Set up an FTP site on Windows Server
The procedure is described in the following article, so please refer to it.
This time, since we will create multiple accounts, we have not created an account yet.
The folder has created "C:\FtpFolder\" but has not set permissions.
Authentication permissions at the time of FTP site setting are managed by "Basic authentication + Windows account", so select "All users". Permissions check both Read and Write. If you set it up by mistake, you can change it later.
Build a site named FtpTest.
Restart the Microsoft FTP Service.
Creating Multiple Accounts
The FTP account uses the Windows account. Create as many as you need. Here we create accounts called "FtpUser1", "FtpUser2" and "FtpUser3".

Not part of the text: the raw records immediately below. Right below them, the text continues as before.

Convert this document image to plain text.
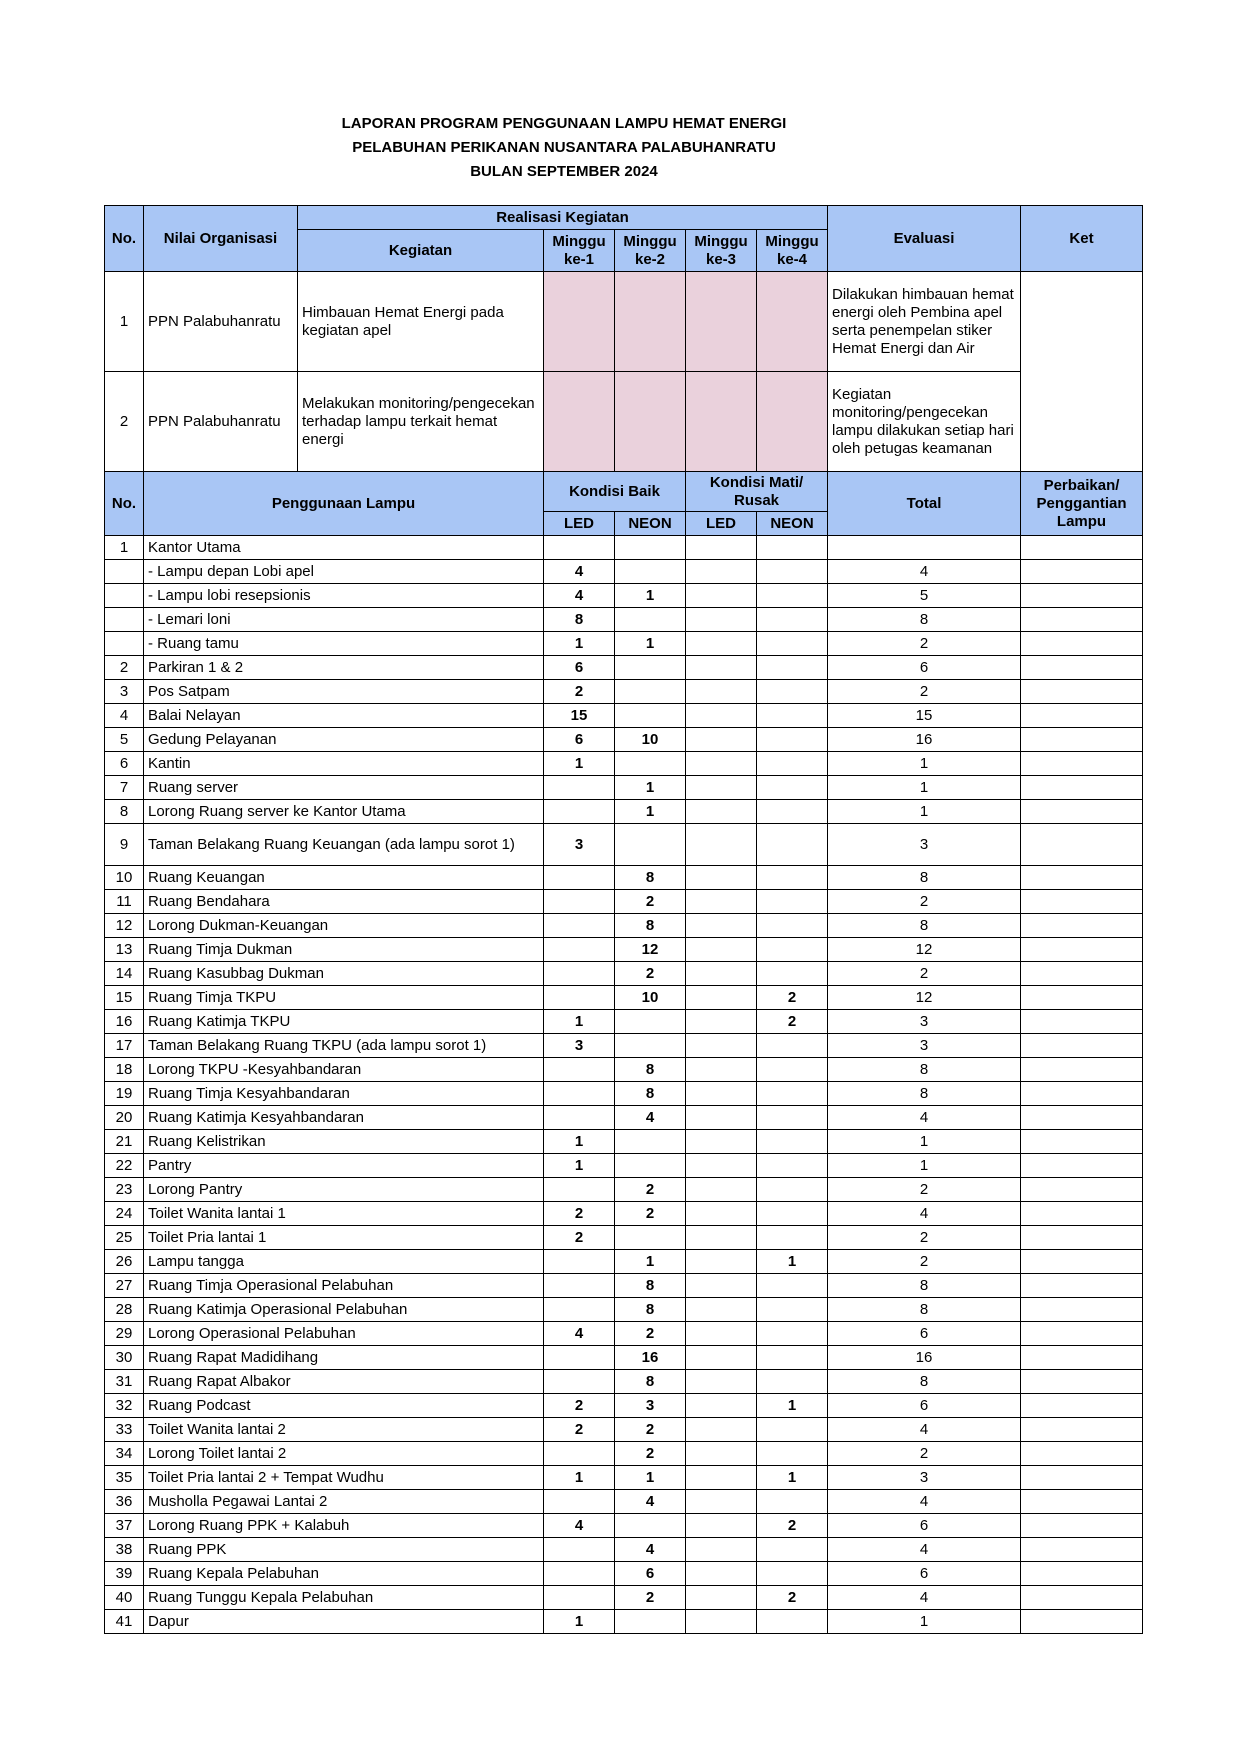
LAPORAN PROGRAM PENGGUNAAN LAMPU HEMAT ENERGI
PELABUHAN PERIKANAN NUSANTARA PALABUHANRATU
BULAN SEPTEMBER 2024
No.	Nilai Organisasi	Realisasi Kegiatan					Evaluasi	Ket
		Kegiatan	Minggu ke-1	Minggu ke-2	Minggu ke-3	Minggu ke-4		
1	PPN Palabuhanratu	Himbauan Hemat Energi pada kegiatan apel					Dilakukan himbauan hemat energi oleh Pembina apel serta penempelan stiker Hemat Energi dan Air	
2	PPN Palabuhanratu	Melakukan monitoring/pengecekan terhadap lampu terkait hemat energi					Kegiatan monitoring/pengecekan lampu dilakukan setiap hari oleh petugas keamanan	
No.	Penggunaan Lampu		Kondisi Baik		Kondisi Mati/ Rusak		Total	Perbaikan/ Penggantian Lampu
			LED	NEON	LED	NEON		
1	Kantor Utama							
	- Lampu depan Lobi apel		4				4	
	- Lampu lobi resepsionis		4	1			5	
	- Lemari loni		8				8	
	- Ruang tamu		1	1			2	
2	Parkiran 1 & 2		6				6	
3	Pos Satpam		2				2	
4	Balai Nelayan		15				15	
5	Gedung Pelayanan		6	10			16	
6	Kantin		1				1	
7	Ruang server			1			1	
8	Lorong Ruang server ke Kantor Utama			1			1	
9	Taman Belakang Ruang Keuangan (ada lampu sorot 1)		3				3	
10	Ruang Keuangan			8			8	
11	Ruang Bendahara			2			2	
12	Lorong Dukman-Keuangan			8			8	
13	Ruang Timja Dukman			12			12	
14	Ruang Kasubbag Dukman			2			2	
15	Ruang Timja TKPU			10		2	12	
16	Ruang Katimja TKPU		1			2	3	
17	Taman Belakang Ruang TKPU (ada lampu sorot 1)		3				3	
18	Lorong TKPU -Kesyahbandaran			8			8	
19	Ruang Timja Kesyahbandaran			8			8	
20	Ruang Katimja Kesyahbandaran			4			4	
21	Ruang Kelistrikan		1				1	
22	Pantry		1				1	
23	Lorong Pantry			2			2	
24	Toilet Wanita lantai 1		2	2			4	
25	Toilet Pria lantai 1		2				2	
26	Lampu tangga			1		1	2	
27	Ruang Timja Operasional Pelabuhan			8			8	
28	Ruang Katimja Operasional Pelabuhan			8			8	
29	Lorong Operasional Pelabuhan		4	2			6	
30	Ruang Rapat Madidihang			16			16	
31	Ruang Rapat Albakor			8			8	
32	Ruang Podcast		2	3		1	6	
33	Toilet Wanita lantai 2		2	2			4	
34	Lorong Toilet lantai 2			2			2	
35	Toilet Pria lantai 2 + Tempat Wudhu		1	1		1	3	
36	Musholla Pegawai Lantai 2			4			4	
37	Lorong Ruang PPK + Kalabuh		4			2	6	
38	Ruang PPK			4			4	
39	Ruang Kepala Pelabuhan			6			6	
40	Ruang Tunggu Kepala Pelabuhan			2		2	4	
41	Dapur		1				1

You won't be logged in as a Windows account, so delete all groups.
Creating a folder for each account
Create a folder named "LocalUser" in the FTP root folder that you created. This name is fixed.
Inside this folder, create a folder for each account.
Open the folder properties for each account you created and click the Edit button from the Security tab.
Add an account that you have access to and check the "Modify" permission to register.
Please also set the permissions of the folder you created.
FTP user isolation
Just by creating an account, you will access the folder in the root of the FTP. Set this to be separate by folder.
Open IIS Manager and select the FTP site that you created. Double-click FTP User Isolation from the list to open it.
From the FTP User Isolation page, check "User name directory (disable global virtual directory)" and click the Apply link in the upper right corner.
Operation check
FTP clients are fine, but we'll try to check them using WinSCP for now. The following figure shows when accessed with FtoUser2.
I tried sending a text file. The FTP destination path is root.
If you look at the FTP destination environment, you can see that the files are in the folder for each account.
In this way we were able to separate the folders that we could access for each account.